“一定不会。”
谢佑安语气笃定。
杨杣伸出右手尾指,“拉钩,骗人是小狗。”
谢佑安看着她幼稚的举动,蓦然想起那天晚上她手机播放的喔喔学小狗叫的声音,嘴角不由轻轻勾起,伸出手勾住她微微弯起的尾指,“骗人是小狗。”
“盖章。”
她的拇指按到他的拇指上,“不许反悔。”
“也不许问反悔会怎么样,问就是反悔的人不。。。。。。”
举?不行不行,杨杣在心里直摇头,祸不及家人,不能影响她的身心健康,“不得升职。”
“我会举报,让你不能升职。”
“好。”
谢佑安应下。
没了心理负担,杨杣对烟花期待了起来。
“烟花几点开始呀?”
她问他。
“8点。”
“还有大半个钟。”
够她洗澡洗头发,换掉这身沾了油烟味的衣服了。
想着,她就行动了起来,噌噌地跑上楼。
谢佑安不知道她要去做什么,也没问。
亲密的关系不是无话不说,也不是抵死缠绵,而是你有探究的理由,你会控制好探究的尺度,她有主动的觉悟,她可以不必事事汇报。
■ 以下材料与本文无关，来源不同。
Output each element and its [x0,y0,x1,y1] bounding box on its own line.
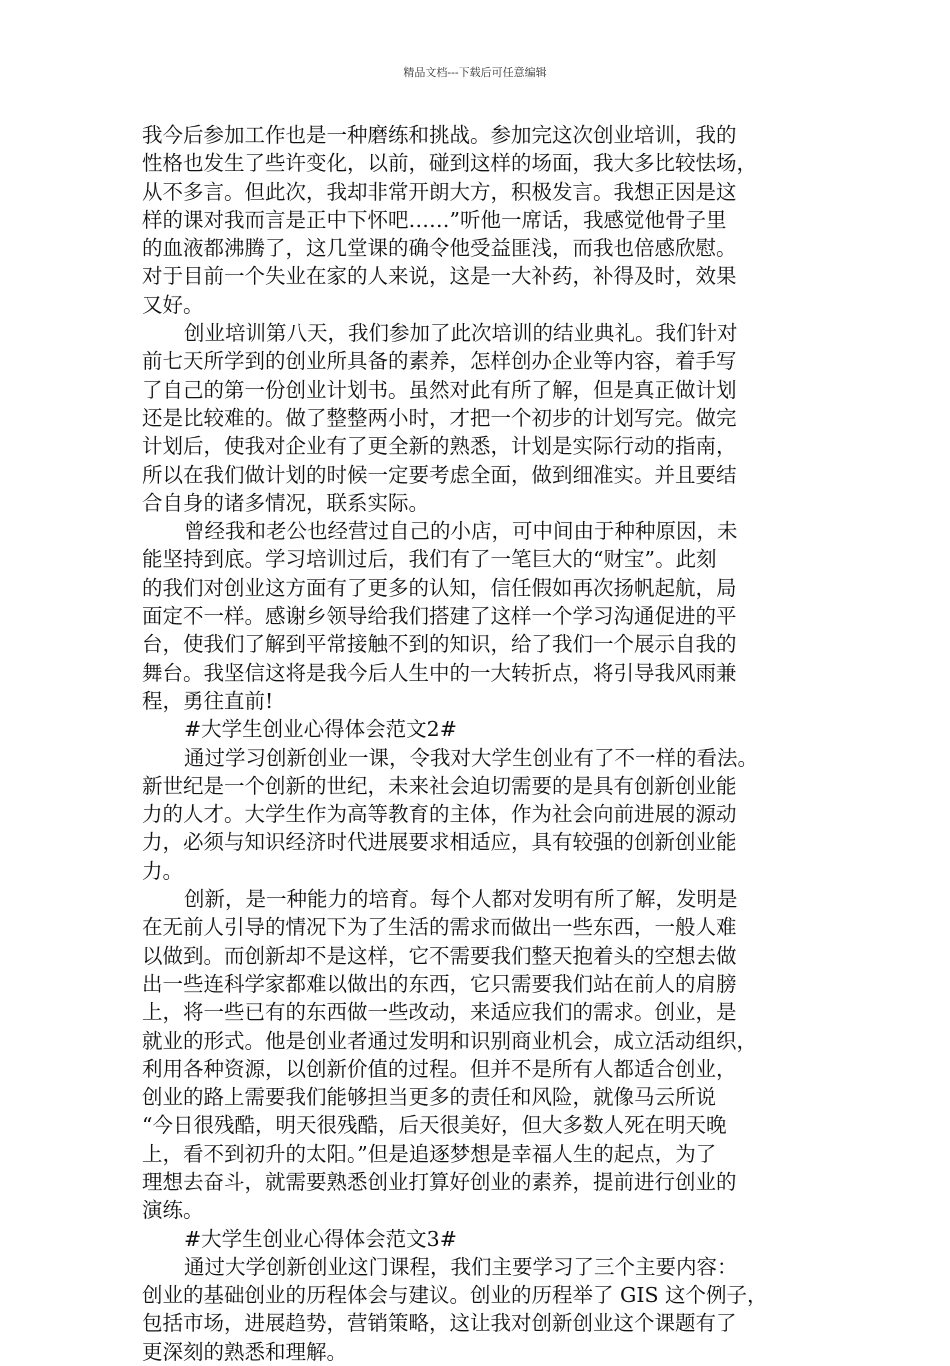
text-line: 通过大学创新创业这门课程，我们主要学习了三个主要内容： [184,1254,738,1279]
text-line: 创业培训第八天，我们参加了此次培训的结业典礼。我们针对 [184,321,738,346]
text-line: 性格也发生了些许变化，以前，碰到这样的场面，我大多比较怯场， [142,151,757,176]
text-line: 理想去奋斗，就需要熟悉创业打算好创业的素养，提前进行创业的 [142,1169,737,1194]
text-line: 所以在我们做计划的时候一定要考虑全面，做到细准实。并且要结 [142,462,737,487]
text-line: 更深刻的熟悉和理解。 [142,1339,347,1364]
text-line: #大学生创业心得体会范文3# [184,1226,457,1251]
text-line: 包括市场，进展趋势，营销策略，这让我对创新创业这个课题有了 [142,1311,737,1336]
text-line: 就业的形式。他是创业者通过发明和识别商业机会，成立活动组织， [142,1028,757,1053]
text-line: 在无前人引导的情况下为了生活的需求而做出一些东西，一般人难 [142,915,737,940]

杨杣站到花洒下,被还没放完的冷水冻了一下,闪得太快脚下打滑了下。
小插曲,影响不到她即将看到烟花的心情。
小时候,只有杨状元能放烟花,她和杨凤仙只有看的份。
但她没看。
王丽珍买的烟花太便宜了,吱~嘭~两声只炸亮了点火星子。
没看头,只有玩的人在乐。
在快乐的日子里看着别人开心,对内心孤独的人来说是一种自虐。
她没有自虐的倾向。
所以,每当有烟花的节日,她都会追着漂亮的烟花看,追逐一份只有自已能理解的快乐。
楼下,谢佑安没找到红酒,找到半瓶茅台30,但没找到喝它的杯子。
这种就不适合那个喝法吧!
但想想又感觉那是杨杣做得出来的事。
怕错过时间,杨杣把头发吹个半干就下来了。
见到茶几上的酒瓶,又看到谢佑安在柜子里翻找东西,猜测他应该是在找杯子。
酒是她和林彧陪领导吃饭剩下的,没人要,她捡了回来。
没拿配套的杯子。
她提醒他道:“不用找了,没有配套的杯子。”
“直接喝也可以的。”
她拧开盖子就喝了一小口。
果真是她做得出来的事。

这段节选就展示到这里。